いやいや、やってみれば以外に簡単ですよ!
ネットで見ると他の方も何人かやってらっしゃるし、
ねおさんも機会があれば一度やってみて下さい。

完全に互換性があればいいんですがね。
左右のクランク径が違うのは以外でした。
SRAMを使ってる人も結構入るので、もう少しSRAMの整備が詳しく書いてある本があればいいのですが。

そんなにクランク長の違いで別物になりますか???
単純に身長の10分の1で172.5も一瞬考えたんですが、
MTBのZEE FC-M640で165を選んで失敗してるので、
ここは安全指向で無難な170を選びました。

こんにちは。 BB取り外す時はベアリングでなくカップを取り出せばいいのですか? 自分もやろうと思うのですがそこがわかりません。 よければ教えてください

とーる様へ

おっしゃる通り、カップごと外してください。
僕の場合は、最初に誤って左カップの左ベアリングを外し、そ
の次に右カップを外し、最後に左カップを外しました。
別にこれでも大きな問題はないと思いますが、
正しい作業手順としては最初に左カップ全体を外してください。

No title

ありがとうございます!!
あともう1ついいですか? シェル部にグリスは縫ったほうがいいのでしょうか。 duraグリでもいいでしょうか。。
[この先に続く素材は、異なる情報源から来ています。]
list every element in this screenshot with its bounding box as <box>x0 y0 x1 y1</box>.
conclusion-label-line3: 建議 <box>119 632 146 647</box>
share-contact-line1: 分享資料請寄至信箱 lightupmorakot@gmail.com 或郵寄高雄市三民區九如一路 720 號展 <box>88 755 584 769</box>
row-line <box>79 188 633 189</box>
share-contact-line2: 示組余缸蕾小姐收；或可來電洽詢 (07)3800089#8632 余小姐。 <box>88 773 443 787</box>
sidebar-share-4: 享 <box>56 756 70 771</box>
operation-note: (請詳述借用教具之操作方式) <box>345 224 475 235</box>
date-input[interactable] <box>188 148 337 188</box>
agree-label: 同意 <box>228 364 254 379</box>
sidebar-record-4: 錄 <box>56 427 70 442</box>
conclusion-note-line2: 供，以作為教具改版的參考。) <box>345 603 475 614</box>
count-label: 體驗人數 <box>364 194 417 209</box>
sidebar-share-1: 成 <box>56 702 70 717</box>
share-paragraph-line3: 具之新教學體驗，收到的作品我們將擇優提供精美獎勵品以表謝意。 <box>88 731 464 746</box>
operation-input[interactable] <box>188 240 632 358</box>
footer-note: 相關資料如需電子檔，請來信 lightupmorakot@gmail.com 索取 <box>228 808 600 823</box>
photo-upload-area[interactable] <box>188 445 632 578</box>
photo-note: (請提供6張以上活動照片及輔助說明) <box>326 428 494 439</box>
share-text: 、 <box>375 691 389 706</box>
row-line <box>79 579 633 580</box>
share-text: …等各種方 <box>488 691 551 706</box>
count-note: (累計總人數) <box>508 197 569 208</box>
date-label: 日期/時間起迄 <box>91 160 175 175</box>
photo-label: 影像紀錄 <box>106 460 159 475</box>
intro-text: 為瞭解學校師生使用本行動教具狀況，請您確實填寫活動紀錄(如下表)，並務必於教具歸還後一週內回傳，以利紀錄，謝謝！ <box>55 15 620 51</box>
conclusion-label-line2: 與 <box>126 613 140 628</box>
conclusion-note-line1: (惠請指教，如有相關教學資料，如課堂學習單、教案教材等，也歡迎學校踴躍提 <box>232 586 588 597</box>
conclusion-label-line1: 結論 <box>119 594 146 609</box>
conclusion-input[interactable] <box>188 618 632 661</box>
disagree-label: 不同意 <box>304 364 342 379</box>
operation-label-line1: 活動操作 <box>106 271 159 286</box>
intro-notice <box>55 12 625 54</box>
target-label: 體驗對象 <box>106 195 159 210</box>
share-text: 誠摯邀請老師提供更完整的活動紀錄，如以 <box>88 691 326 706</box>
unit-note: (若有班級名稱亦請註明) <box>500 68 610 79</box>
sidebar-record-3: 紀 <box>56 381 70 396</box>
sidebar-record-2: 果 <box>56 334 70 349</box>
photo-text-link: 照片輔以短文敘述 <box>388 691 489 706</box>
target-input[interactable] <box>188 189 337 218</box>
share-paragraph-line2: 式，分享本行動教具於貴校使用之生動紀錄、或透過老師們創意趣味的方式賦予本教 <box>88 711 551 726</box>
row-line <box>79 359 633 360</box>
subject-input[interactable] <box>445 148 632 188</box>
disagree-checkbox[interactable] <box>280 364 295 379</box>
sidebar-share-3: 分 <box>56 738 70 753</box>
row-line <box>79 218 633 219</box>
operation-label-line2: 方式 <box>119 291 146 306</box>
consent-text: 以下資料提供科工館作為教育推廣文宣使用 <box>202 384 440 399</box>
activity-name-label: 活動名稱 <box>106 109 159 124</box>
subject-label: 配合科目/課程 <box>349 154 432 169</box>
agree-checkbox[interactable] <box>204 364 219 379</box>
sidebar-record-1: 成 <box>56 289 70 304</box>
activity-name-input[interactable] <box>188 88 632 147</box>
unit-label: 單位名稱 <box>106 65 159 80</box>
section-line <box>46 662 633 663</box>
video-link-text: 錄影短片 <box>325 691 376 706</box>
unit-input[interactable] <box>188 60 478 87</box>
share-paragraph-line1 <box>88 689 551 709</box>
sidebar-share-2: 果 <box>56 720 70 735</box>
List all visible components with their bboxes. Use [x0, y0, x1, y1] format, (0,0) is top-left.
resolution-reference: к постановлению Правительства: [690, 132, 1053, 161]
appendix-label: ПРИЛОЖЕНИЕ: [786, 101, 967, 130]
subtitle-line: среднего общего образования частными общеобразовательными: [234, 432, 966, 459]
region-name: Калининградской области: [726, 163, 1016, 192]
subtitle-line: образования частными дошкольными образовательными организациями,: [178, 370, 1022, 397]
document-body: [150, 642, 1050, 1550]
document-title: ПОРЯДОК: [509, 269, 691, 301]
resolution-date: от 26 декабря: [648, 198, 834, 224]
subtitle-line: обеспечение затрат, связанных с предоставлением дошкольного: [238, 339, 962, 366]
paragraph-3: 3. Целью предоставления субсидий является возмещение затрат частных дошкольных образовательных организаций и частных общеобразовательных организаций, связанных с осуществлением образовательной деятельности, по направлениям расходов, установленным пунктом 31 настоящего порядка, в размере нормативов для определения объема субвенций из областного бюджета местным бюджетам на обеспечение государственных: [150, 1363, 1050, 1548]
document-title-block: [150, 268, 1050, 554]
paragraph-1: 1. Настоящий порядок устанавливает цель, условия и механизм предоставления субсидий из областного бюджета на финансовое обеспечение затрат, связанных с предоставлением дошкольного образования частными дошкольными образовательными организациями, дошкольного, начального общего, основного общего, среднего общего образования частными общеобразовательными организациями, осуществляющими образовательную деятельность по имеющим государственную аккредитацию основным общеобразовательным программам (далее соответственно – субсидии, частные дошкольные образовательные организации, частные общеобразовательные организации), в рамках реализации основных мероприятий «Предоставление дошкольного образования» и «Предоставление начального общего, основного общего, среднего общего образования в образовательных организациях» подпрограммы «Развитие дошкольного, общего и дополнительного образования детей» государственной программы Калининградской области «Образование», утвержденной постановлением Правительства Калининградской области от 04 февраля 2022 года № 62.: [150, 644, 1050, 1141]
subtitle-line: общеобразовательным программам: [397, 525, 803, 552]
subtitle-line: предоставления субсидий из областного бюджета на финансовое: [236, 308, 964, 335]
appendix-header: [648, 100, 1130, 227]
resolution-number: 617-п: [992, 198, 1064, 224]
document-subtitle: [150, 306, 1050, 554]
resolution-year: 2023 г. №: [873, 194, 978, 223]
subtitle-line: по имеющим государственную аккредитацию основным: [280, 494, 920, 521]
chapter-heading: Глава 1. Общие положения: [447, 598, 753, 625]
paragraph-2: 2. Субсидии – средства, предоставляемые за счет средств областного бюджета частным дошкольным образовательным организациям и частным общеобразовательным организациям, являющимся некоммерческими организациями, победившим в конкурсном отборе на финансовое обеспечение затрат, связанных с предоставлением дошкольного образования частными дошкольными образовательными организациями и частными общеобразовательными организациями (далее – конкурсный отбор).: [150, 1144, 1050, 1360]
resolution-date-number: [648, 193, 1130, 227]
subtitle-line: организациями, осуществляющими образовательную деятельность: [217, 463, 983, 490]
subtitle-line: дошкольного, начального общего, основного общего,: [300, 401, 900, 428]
?

とーる様へ

>シェル部にグリスは縫ったほうがいいのでしょうか。

ちょっと質問の意味がわからないのですが、
新たにシマノあるいは別メーカのプレスフィットを挿入するのでしょうか?

もしそうだとしたら、もちろん、
おっしゃる通りシェル部にはグリスを塗ってください。
ディレイラーマニュアルにも明記されてます。
Duraグリなら最適だと思います。

No title

無事組み立てれました!ありがとうございます。
しかしFDは正常に動いてくれるけどRDは調整しないといけなくなりました。ちゃんと組めてるでしょうか・・・

とーる様へ

どういたしまして。
今回、アルテグラ6800のリアディレイラーを取り付けた時も、調整しましたよ。
今までロード、MTBに数々の新品のリアディレイラーを付けましたが、
すべて調整しました。
そのまま取り付けて、すんなり動くことはまずないと思います。
ディーラーマニュアル(http://si.shimano.com/#)を見て、
じっくり調整してください!
ホイールの振れ取り作業なんかとは違って、
リアディレイラーの調整は経験も必要ないし難しくないので、
気長に取り組めばできると思います。